After a two-week layover in Vancouver, where she participated in a series of naval exercises with ships of the Canadian Navy, Briscoe’s command, the Type 42 destroyer HMS Bridlington, was en route home to England via Hong Kong, a stopover for any British naval ship that was sailing across the Pacific. Although the ninety-nine-year lease had run out and the British Crown Colony was returned to China in 1997, it became a matter of pride to occasionally show the Cross of Saint George and to remind the new owners of who were the founders of the financial Mecca of Asia.

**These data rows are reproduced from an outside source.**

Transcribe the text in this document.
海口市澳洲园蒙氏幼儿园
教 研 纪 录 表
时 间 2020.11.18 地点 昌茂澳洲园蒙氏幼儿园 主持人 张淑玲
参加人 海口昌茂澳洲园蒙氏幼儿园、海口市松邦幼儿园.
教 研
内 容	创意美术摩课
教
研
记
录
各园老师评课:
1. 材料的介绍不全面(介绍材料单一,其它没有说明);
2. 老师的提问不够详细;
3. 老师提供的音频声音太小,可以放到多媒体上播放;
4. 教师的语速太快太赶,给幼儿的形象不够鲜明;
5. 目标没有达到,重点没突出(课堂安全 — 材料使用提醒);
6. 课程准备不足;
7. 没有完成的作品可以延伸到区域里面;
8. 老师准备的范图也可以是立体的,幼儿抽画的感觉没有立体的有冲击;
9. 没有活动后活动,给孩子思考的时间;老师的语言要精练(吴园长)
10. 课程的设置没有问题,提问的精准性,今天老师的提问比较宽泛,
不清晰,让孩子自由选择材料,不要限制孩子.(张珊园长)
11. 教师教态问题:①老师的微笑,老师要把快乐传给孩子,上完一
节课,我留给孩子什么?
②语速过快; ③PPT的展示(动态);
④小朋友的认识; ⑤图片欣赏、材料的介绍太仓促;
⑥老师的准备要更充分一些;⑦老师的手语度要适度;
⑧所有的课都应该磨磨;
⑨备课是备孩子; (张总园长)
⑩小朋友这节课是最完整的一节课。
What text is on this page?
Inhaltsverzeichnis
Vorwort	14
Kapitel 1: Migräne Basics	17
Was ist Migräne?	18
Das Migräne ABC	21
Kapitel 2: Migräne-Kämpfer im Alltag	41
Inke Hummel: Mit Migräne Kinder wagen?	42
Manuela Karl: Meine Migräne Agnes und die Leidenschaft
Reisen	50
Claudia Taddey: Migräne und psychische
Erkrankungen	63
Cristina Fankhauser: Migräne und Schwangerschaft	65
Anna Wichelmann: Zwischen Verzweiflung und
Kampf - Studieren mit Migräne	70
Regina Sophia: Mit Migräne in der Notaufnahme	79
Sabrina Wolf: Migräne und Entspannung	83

The door to the wheelhouse opened, and the second officer, Lieutenant Samuel Angus, leaned out. “If you can spare a few moments from defying the elements, sir, could you please step inside?”

“Why don’t you come out, my boy?” Briscoe roared over the wind. Soft. That’s the trouble with you young people. “You don’t appreciate foul weather.”

“Please, Captain,” Angus pleaded. “We have an approaching aircraft on radar.”

Briscoe walked across the bridge wing and stepped into the wheelhouse. “I see nothing unusual in that. You might say it’s routine. We’ve had dozens of aircraft fly over the ship.”

“A helicopter, sir? Over twenty-five hundred kilometers from the American mainland and no military vessels between here and Hawaii.”

“The bloody fool must be lost,” Briscoe growled. “Signal the pilot and ask if he requires a position fix.”

“I took the liberty of contacting him, sir,” replied Angus. “He speaks only Russian.”

“Who do we have who can understand him?”